Windhand have emerged from the depths of some Lovecraftian
landscape to deliver an album dripping in doom, portent and
heaviness.


"Soma" delivers 75 minutes of subterranean hymns weighed
down with atmosphere and foreboding.

The guitars are wickedly fuzzed and low-end, giving the songs
a decidedly enveloping sonic envelope on which the band can
run riot. The tracks are (and I'm gonna use words that have been
overused to such an extent that they are now common place in 
reviews and are in danger of being just lazy cliches but in this
case they are well deserved)... epic, monolithic and majestic
with their length and breath of vision and sheer brooding
riff mongering!

Dorithia Cottrell sound like the weight of the world is on her shoulders.
The vocals have passion and soul but never resort to just screams, instead 
the melodic chants give a plaintive feel - buried down in the mix, are
they pleas for help or a softly spoken curse?

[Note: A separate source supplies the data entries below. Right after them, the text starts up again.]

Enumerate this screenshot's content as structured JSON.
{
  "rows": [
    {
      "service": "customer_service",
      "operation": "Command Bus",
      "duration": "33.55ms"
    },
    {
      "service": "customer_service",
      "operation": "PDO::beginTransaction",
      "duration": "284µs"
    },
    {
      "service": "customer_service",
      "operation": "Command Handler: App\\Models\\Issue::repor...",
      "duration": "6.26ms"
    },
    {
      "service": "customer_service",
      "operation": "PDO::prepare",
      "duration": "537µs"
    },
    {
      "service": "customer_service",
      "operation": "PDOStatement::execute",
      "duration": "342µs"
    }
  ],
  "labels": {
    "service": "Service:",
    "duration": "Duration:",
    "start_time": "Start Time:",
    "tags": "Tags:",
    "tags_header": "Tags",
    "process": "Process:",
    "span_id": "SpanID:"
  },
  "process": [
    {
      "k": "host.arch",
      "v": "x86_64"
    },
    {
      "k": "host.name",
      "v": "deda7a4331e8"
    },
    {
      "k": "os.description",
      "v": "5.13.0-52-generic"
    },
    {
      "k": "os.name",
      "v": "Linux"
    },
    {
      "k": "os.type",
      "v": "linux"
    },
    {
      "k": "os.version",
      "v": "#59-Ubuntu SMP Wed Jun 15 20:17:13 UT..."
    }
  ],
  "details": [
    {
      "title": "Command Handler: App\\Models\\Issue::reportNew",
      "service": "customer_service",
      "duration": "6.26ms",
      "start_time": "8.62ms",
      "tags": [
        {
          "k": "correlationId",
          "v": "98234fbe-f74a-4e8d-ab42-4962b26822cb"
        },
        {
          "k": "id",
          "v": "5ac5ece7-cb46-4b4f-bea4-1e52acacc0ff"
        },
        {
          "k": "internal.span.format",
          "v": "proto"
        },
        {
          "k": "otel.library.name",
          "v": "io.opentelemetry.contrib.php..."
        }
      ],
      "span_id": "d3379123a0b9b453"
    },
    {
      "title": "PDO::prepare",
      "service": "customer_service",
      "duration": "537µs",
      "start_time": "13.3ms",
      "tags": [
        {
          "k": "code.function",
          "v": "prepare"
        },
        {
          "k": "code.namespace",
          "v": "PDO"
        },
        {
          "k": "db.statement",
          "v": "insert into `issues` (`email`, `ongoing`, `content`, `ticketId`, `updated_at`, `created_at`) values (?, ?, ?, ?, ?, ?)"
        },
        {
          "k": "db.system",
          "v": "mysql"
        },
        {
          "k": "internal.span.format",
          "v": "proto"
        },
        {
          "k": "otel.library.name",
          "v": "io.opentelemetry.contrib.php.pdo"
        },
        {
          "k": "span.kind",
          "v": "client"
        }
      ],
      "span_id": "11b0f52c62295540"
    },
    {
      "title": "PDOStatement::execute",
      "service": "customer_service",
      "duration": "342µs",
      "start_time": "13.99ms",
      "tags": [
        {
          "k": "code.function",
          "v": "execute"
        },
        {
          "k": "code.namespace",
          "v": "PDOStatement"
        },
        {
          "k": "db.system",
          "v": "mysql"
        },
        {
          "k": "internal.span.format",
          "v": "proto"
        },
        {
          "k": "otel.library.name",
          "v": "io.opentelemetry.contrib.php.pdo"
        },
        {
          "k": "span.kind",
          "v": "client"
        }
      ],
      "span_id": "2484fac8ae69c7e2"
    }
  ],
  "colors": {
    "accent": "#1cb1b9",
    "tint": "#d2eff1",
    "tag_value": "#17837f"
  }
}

Solos are not fretboard wanking but slow, unhurried notes that
carry real purpose and meaning and fit in perfectly with the song
passages. The track "Evergreen" is an acoustic track of tenderness
and peacefulness which gives a calming effect before the descent
into darkness continues.

The last track is 30 minutes long and is their "Dopesmoker". Wind 
effects, slower passages and one almighty circular riff that just kills
got me nodding until the end.

This is Doom at its best.

Thanks to Bob at Relapse for sending this.